Кэт удивленно посмотрела на экстремала.
— Эй, я ничего не скрепляла, — возмутилась гасительница окурков.
В ту ночь они просидели в клубе до самого закрытия, а под утро она запросилась домой.
Спустя неделю Кэт отправили в заманчивую командировку на Кипр, для приобретения недвижимости в Лимасоле. Не было никакой необходимости отправлять туда именно Кэт, но Артем, очевидно, хотел таким способом загладить перед ней свою вину за тот разрыв и дать ей возможность развеяться в теплых краях. Кэт с радостью согласилась. Игорь не находил себе места. Он чувствовал какой-то подвох, ревность не давала ему покоя, сводила с ума.
— Ни с кем никаких делов, ни с местными, ни с командировочными, — пригрозил он Кэт.
— Ну что ты, Игорек, какие дела? — улыбалась она.
Игорь подозрительно и сурово поглядел на нее.
— Тебе бы следовало на меня сшить пояс верности, — пошутила она.
Прошел месяц с того дня, как он сводил ее в ночной клуб за вычетом десяти дней ее загранкомандировки, а Игорь не продвинулся ни на йоту в своих отношениях с Кэт, в своей ожидаемой телесной близости с девушкой.

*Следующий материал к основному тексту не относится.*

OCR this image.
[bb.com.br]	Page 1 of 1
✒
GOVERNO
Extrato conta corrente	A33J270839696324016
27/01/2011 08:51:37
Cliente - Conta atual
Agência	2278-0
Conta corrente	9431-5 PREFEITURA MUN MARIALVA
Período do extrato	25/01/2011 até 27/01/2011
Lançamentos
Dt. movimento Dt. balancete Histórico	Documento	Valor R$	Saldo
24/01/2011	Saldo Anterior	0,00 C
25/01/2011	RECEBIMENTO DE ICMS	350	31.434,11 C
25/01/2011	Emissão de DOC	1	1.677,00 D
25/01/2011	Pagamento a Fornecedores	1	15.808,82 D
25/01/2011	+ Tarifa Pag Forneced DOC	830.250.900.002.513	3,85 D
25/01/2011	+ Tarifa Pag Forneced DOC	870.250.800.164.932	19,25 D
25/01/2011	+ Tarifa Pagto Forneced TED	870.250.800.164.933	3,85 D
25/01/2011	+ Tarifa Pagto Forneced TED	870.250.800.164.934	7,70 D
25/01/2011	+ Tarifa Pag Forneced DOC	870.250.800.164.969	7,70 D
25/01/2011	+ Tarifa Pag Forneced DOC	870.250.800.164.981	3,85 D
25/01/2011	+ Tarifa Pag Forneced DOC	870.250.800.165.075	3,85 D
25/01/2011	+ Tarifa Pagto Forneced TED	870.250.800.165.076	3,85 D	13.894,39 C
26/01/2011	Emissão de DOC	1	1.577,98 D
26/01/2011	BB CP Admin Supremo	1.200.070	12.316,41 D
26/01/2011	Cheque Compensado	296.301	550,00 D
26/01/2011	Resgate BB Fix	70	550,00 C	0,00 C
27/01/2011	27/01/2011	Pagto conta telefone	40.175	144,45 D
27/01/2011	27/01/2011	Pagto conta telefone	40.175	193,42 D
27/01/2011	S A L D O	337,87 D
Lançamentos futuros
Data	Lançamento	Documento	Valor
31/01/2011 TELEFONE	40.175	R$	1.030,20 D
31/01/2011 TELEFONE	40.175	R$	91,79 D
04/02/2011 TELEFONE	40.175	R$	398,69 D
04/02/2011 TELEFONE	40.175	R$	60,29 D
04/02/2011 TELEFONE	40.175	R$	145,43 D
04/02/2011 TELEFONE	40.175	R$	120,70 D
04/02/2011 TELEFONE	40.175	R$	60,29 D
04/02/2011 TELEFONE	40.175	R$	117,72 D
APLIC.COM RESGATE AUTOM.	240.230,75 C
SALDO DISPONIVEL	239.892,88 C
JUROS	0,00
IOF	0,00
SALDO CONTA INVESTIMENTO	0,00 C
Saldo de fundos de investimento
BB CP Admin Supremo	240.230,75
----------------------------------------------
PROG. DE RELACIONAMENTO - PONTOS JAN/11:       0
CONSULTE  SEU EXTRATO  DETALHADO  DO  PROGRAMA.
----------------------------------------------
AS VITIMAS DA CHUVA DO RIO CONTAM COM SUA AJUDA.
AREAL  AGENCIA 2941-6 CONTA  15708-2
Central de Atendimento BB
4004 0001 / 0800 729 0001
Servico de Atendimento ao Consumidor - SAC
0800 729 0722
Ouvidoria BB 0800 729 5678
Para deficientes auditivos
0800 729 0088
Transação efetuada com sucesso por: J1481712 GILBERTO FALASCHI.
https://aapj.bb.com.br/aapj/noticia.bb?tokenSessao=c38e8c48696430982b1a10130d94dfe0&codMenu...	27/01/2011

На все его попытки и ухищрения заночевать у него она отвечала отказом, ссылаясь то на недомогание, то на простуду. “Это не смешно”, — жаловался Игорь. “Это не современно”, — злился он. “Потерпи, Игорек, как-нибудь…” — уклончиво заверяла она. Он ждал и верил, что это событие свершится теперь уже очень скоро, в ее день рождения, расходы по которому он щедро намеревался взять на себя. “Моя победа достанется мне мягко, трепетно, без потрясений, — думал он. — А может, наоборот, с потрясением?” От этих сладостных мыслей у него волновалась кровь, пробегала нервная, но приятная дрожь по телу.
4
— Эх, надо было пригласить на пикник наших архитекторов, — сказала Кэт, задорно блеснув глазами, — а то они, бедные, там совсем запарились. Все в лесу да в лесу.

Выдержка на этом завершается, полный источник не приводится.